The first new production the Czech National Ballet will present in the current season is the mixed bill Timeless

The first new production to be presented by the Czech National Ballet in the current season is the mixed bill Timeless, scheduled to receive its premiere on 20 October 2017. It is made up of three choreographies. The first of them, George Balanchine’s Serenade, and the final one, Glen Tetley’s Le sacre du printemps, rank among the most celebrated ballet works. The second, Separate Knots, is a piece directly created for the Czech National Ballet by the Israeli choreographer Emanuel Gat to Fryderyk Chopin’s music.

Serenade, dating from 1933, is a masterpiece by the inspired choreographer George Balanchine, who ushered in a new ballet style, which today is referred to as neoclassicism. Born in Saint Petersburg, he studied at the Imperial Ballet School and gained invaluable experience with Sergey Diaghilev’s famous Les Ballets Russes in Paris. In 1933, upon the invitation of Lincoln Kirstein, Balanchine moved to New York, where he founded the School of American Ballet and, later on, formed the New York City Ballet, one of the world’s most distinguished dance companies.
Mr. B., as Balanchine has been dubbed, created some 425 choreographies. Reputedly, he conceived his pieces with a lightness and ease, amidst a peaceful and amicable atmosphere, with the variations coming into being directly at the studio, inspired by the dancers themselves. A case in point is Serenade, which Balanchine subjected to numerous revisions, improvements and “complications”, in line with the performers’ increasing mastery. Extraordinary forcible is the very beginning of Serenade, whereby, following the curtain rise, 17 dancers stand motionless on the stage. Coming across as a beautiful picture, the audience perceives their absolute calm, with the atmosphere being underlined by Tchaikovsky’s slowly unfurling Serenade for Strings in C.  Balanchine’s opus may be compared to a flowing river, evoking as it does a variety of moods, colours, with the motion becoming ever more dynamic with the swelling stream of the choreography itself. A visual representation of music, it affords a wonderful dance experience.
The third piece, Glenn Tetley’s choreography Le sacred du printemps, will be staged at the National Theatre in Prague for the very first time. Born in Cleveland, Tetley studied medicine, yet he changed course after he had attended a performance of the ballet Romeo and Juliet, choreographed by Anthony Tudor. He duly abandoned medicine and went on to launch an illustrious  career as a dancer, performing with companies of such renown as the American Dance Theatre, the Martha Graham Dance Company, the Nederland Dans Theatre and others,  also working as a choreographer and artistic director. Tetley strove to fuse classical ballet and modern dance; he loved purity and precise shape. Representing a great challenge for the performers, his works place enormous physical requirements on them. And Le sacre du printemps is no exception in this respect, with the dancers reaching the very physical limits at the end of the piece.
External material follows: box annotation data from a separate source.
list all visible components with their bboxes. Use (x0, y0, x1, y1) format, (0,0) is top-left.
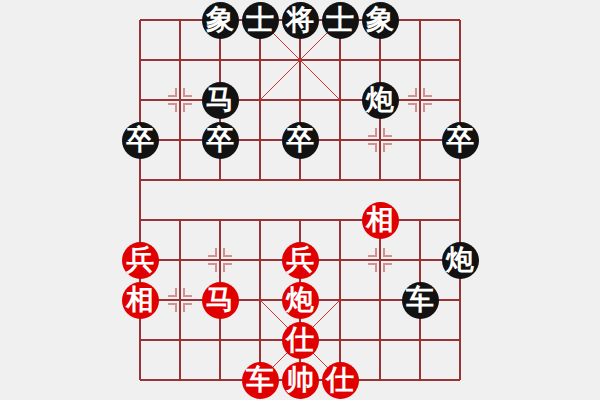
red-chariot[interactable]: 车 (242, 362, 279, 399)
intersection-r8c7[interactable] (400, 320, 440, 360)
intersection-r3c1[interactable] (160, 120, 200, 160)
intersection-r5c4[interactable] (280, 200, 320, 240)
intersection-r8c8[interactable] (440, 320, 480, 360)
intersection-r5c7[interactable] (400, 200, 440, 240)
intersection-r9c7[interactable] (400, 360, 440, 400)
intersection-r6c4[interactable]: 兵 (280, 240, 320, 280)
red-general[interactable]: 帅 (282, 362, 319, 399)
intersection-r0c2[interactable]: 象 (200, 0, 240, 40)
intersection-r2c7[interactable] (400, 80, 440, 120)
intersection-r9c5[interactable]: 仕 (320, 360, 360, 400)
intersection-r5c0[interactable] (120, 200, 160, 240)
intersection-r0c1[interactable] (160, 0, 200, 40)
black-pawn[interactable]: 卒 (282, 122, 319, 159)
black-elephant[interactable]: 象 (362, 2, 399, 39)
intersection-r5c5[interactable] (320, 200, 360, 240)
red-elephant[interactable]: 相 (362, 202, 399, 239)
intersection-r3c2[interactable]: 卒 (200, 120, 240, 160)
intersection-r1c8[interactable] (440, 40, 480, 80)
black-horse[interactable]: 马 (202, 82, 239, 119)
intersection-r4c0[interactable] (120, 160, 160, 200)
intersection-r8c5[interactable] (320, 320, 360, 360)
intersection-r1c6[interactable] (360, 40, 400, 80)
intersection-r9c6[interactable] (360, 360, 400, 400)
black-pawn[interactable]: 卒 (202, 122, 239, 159)
intersection-r8c2[interactable] (200, 320, 240, 360)
intersection-r0c5[interactable]: 士 (320, 0, 360, 40)
red-elephant[interactable]: 相 (122, 282, 159, 319)
intersection-r6c2[interactable] (200, 240, 240, 280)
intersection-r1c3[interactable] (240, 40, 280, 80)
intersection-r2c5[interactable] (320, 80, 360, 120)
intersection-r1c2[interactable] (200, 40, 240, 80)
black-pawn[interactable]: 卒 (122, 122, 159, 159)
intersection-r0c4[interactable]: 将 (280, 0, 320, 40)
intersection-r2c0[interactable] (120, 80, 160, 120)
intersection-r7c6[interactable] (360, 280, 400, 320)
intersection-r9c8[interactable] (440, 360, 480, 400)
intersection-r6c7[interactable] (400, 240, 440, 280)
black-cannon[interactable]: 炮 (442, 242, 479, 279)
xiangqi-board: 象士将士象马炮卒卒卒卒相兵兵炮相马炮车仕车帅仕 (120, 0, 480, 400)
intersection-r1c0[interactable] (120, 40, 160, 80)
intersection-r5c3[interactable] (240, 200, 280, 240)
intersection-r9c4[interactable]: 帅 (280, 360, 320, 400)
intersection-r4c6[interactable] (360, 160, 400, 200)
intersection-r1c1[interactable] (160, 40, 200, 80)
intersection-r3c8[interactable]: 卒 (440, 120, 480, 160)
intersection-r6c3[interactable] (240, 240, 280, 280)
intersection-r5c1[interactable] (160, 200, 200, 240)
intersection-r5c2[interactable] (200, 200, 240, 240)
intersection-r3c5[interactable] (320, 120, 360, 160)
intersection-r7c7[interactable]: 车 (400, 280, 440, 320)
intersection-r8c3[interactable] (240, 320, 280, 360)
xiangqi-app-canvas: 象士将士象马炮卒卒卒卒相兵兵炮相马炮车仕车帅仕 (0, 0, 600, 400)
black-advisor[interactable]: 士 (242, 2, 279, 39)
intersection-r0c3[interactable]: 士 (240, 0, 280, 40)
intersection-r6c0[interactable]: 兵 (120, 240, 160, 280)
intersection-r4c4[interactable] (280, 160, 320, 200)
intersection-r4c5[interactable] (320, 160, 360, 200)
intersection-r1c4[interactable] (280, 40, 320, 80)
intersection-r2c8[interactable] (440, 80, 480, 120)
intersection-r6c1[interactable] (160, 240, 200, 280)
black-general[interactable]: 将 (282, 2, 319, 39)
intersection-r4c3[interactable] (240, 160, 280, 200)
intersection-r5c6[interactable]: 相 (360, 200, 400, 240)
intersection-r6c6[interactable] (360, 240, 400, 280)
intersection-r7c2[interactable]: 马 (200, 280, 240, 320)
black-advisor[interactable]: 士 (322, 2, 359, 39)
intersection-r4c8[interactable] (440, 160, 480, 200)
intersection-r7c0[interactable]: 相 (120, 280, 160, 320)
intersection-r4c2[interactable] (200, 160, 240, 200)
intersection-r7c1[interactable] (160, 280, 200, 320)
intersection-r6c8[interactable]: 炮 (440, 240, 480, 280)
intersection-r3c4[interactable]: 卒 (280, 120, 320, 160)
intersection-r9c3[interactable]: 车 (240, 360, 280, 400)
intersection-r9c2[interactable] (200, 360, 240, 400)
intersection-r5c8[interactable] (440, 200, 480, 240)
intersection-r4c1[interactable] (160, 160, 200, 200)
red-advisor[interactable]: 仕 (282, 322, 319, 359)
intersection-r7c3[interactable] (240, 280, 280, 320)
red-pawn[interactable]: 兵 (282, 242, 319, 279)
black-elephant[interactable]: 象 (202, 2, 239, 39)
red-pawn[interactable]: 兵 (122, 242, 159, 279)
black-chariot[interactable]: 车 (402, 282, 439, 319)
intersection-r3c6[interactable] (360, 120, 400, 160)
intersection-r4c7[interactable] (400, 160, 440, 200)
intersection-r2c6[interactable]: 炮 (360, 80, 400, 120)
intersection-r0c7[interactable] (400, 0, 440, 40)
intersection-r2c2[interactable]: 马 (200, 80, 240, 120)
red-advisor[interactable]: 仕 (322, 362, 359, 399)
intersection-r2c4[interactable] (280, 80, 320, 120)
intersection-r3c0[interactable]: 卒 (120, 120, 160, 160)
intersection-r8c6[interactable] (360, 320, 400, 360)
intersection-r1c7[interactable] (400, 40, 440, 80)
intersection-r9c0[interactable] (120, 360, 160, 400)
intersection-r3c3[interactable] (240, 120, 280, 160)
intersection-r2c3[interactable] (240, 80, 280, 120)
intersection-r6c5[interactable] (320, 240, 360, 280)
intersection-r7c4[interactable]: 炮 (280, 280, 320, 320)
intersection-r1c5[interactable] (320, 40, 360, 80)
intersection-r8c0[interactable] (120, 320, 160, 360)
intersection-r3c7[interactable] (400, 120, 440, 160)
black-cannon[interactable]: 炮 (362, 82, 399, 119)
intersection-r8c4[interactable]: 仕 (280, 320, 320, 360)
intersection-r0c0[interactable] (120, 0, 160, 40)
red-horse[interactable]: 马 (202, 282, 239, 319)
intersection-r0c8[interactable] (440, 0, 480, 40)
black-pawn[interactable]: 卒 (442, 122, 479, 159)
intersection-r9c1[interactable] (160, 360, 200, 400)
intersection-r2c1[interactable] (160, 80, 200, 120)
intersection-r7c5[interactable] (320, 280, 360, 320)
intersection-r8c1[interactable] (160, 320, 200, 360)
red-cannon[interactable]: 炮 (282, 282, 319, 319)
intersection-r0c6[interactable]: 象 (360, 0, 400, 40)
intersection-r7c8[interactable] (440, 280, 480, 320)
The history of Tetley‘s Le sacre du printemps has been linked with outstanding figures. The first performance was carried out in an intimate milieu, accompanied by two pianos, played by Stravinsky himself and his no less famed friend, the composer Claude Debussy. Tetley created his adaptation of Le sacre du printemps in 1974 for the Bavarian State Ballet. The work was referred to with great humility and admiration for the sophisticated choreography by Mikhail Baryshnikov, who danced the lead role at the American Ballet Theatre in 1976. Ever since that time, Tetley’s Le sacre du printemps has never ceased to be staged regularly worldwide.
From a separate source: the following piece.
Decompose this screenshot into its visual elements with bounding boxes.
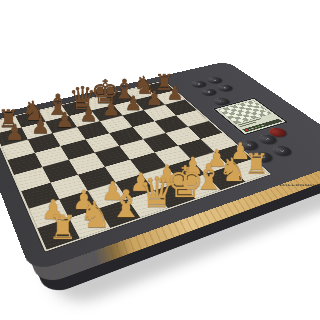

The opening night of Timeless will be of a truly festive nature not only owing to its presenting the first performance of  Tetley’s Le sacre du printemps in the Czech Republic, but also thanks to its including the world premiere of Emanuel Gat’s Separate Knots. The renowned Israeli choreographer has worked with such prominent companies as the Paris Opera Ballet, Sydney Dance Company, Ballet National de Marseille, Royal Swedish Ballet, Polish National Ballet, Ballet de Lorraine … This will be Gat’s debut work with the Czech National Ballet.
The ballet Separate Knots is accompanied by the captivating strains of Fryderyk Chopin. Gat himself has referred to music as merely one of the sources of his inspiration. “I do not make choreography to illustrate music. Choreography is an independent form of thought and expression, and it has more important roles than to be inspired by music,” Emanuel Gat said, adding: “I would say that I’m closer to choreography which is structure-based than effect- or concept-oriented. I’m after a choreographic process that is a sort of space in which the dancers can fully express themselves and bring their individuality forward.”